I went through a dreadful divorce many years ago but in recent years exh and I have become good friends. Definitely the last 2 years have been the best yet and obviously that's much better for the dds. Also he has genuinely pulled his weight much more than in the past and they notice that too.
Dds are 11 and 8. They both have greasy hair now but you won't ever see it in my care because I make them wash their hair enough. . I don't mean a tiny bit greasy I mean it's visible and it smells. Dd1 washes her hair daily and doesn't make a fuss. Her hair is visibly greasy after less than 24 hours. As in she washes evenings and it's greasy when she gets home from school the next day. Dd2 can go max 48 hours and does make a fuss about washing her hair but I won't tolerate it. Dd2 still needs help from an adult. Dd1 can wash her own hair really well now. I have a very ordinary electric shower. I own my house. This is relevant.
Dd1 is suffering with acne which is worse around her hairline on her forehead. We are using effeclar wash and cream and the daily hair washing with head and shoulders does seem to help. If she misses a day it will flare. If she doesnt dry her hair properly it will flare. I assume that's about bacteria build up but I digress.
When the kids go to exh this all goes to shit. Without droning for pages they are returned to me a lot with greasy hair and loads of spots. It makes me sad because dd1 is about to get self conscious, it's not fair. She doesn't complain when her skin is bad but she's much lighter in herself when it's clear. This time around it's taken about a fortnight for her skin to calm down after getting back from dads. This has been the worst incident yet.
I've had a few conversations with exh and he's not completely unaware. He lets the kids negotiate all sorts he admits. He is renting and the water pressure is awful so dd1 cannot shampoo her hair properly (any solutions to this???) to the point where the kids will request stopping off at my house, showering and then going to dads. Not every day though and this is a bit ludicrous.
I could not collect the kids from dads in the morning and go out for the day because I know they will be a state.
I met up with them after school recently and felt awful for dd1 who saw a few friends for the first time since covid with her hair stuck flat to her head looking awful. She had been at dads one night.

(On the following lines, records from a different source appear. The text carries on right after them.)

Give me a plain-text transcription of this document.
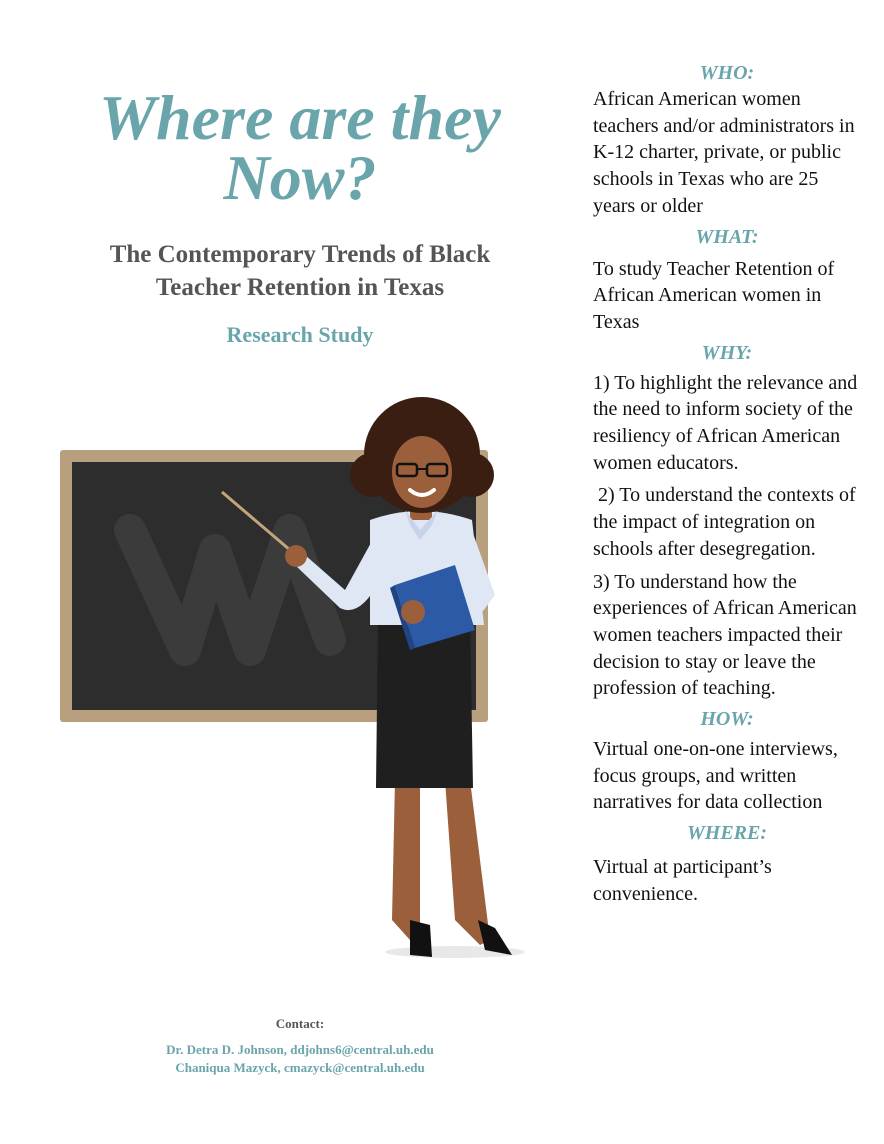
Where are they
Now?
The Contemporary Trends of Black
Teacher Retention in Texas
Research Study
Contact:
Dr. Detra D. Johnson, ddjohns6@central.uh.edu
Chaniqua Mazyck, cmazyck@central.uh.edu
WHO:
African American women teachers and/or administrators in K-12 charter, private, or public schools in Texas who are 25 years or older
WHAT:
To study Teacher Retention of African American women in Texas
WHY:
1) To highlight the relevance and the need to inform society of the resiliency of African American women educators.
2) To understand the contexts of the impact of integration on schools after desegregation.
3) To understand how the experiences of African American women teachers impacted their decision to stay or leave the profession of teaching.
HOW:
Virtual one-on-one interviews, focus groups, and written narratives for data collection
WHERE:
Virtual at participant’s convenience.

I've told him what to buy. I've told him the routine. I've explained everything over and over.
I could start reeling contact back but I doubt that's the best outcome and I need a break now and then.
They have come back in some ropey outfits a bit grubby for years but it was forgivable when they were little but it's not now.
I need him to do the tasks. I need him to understand but also any advice/wisdom about dd1 skin staying under control he can do also accepted!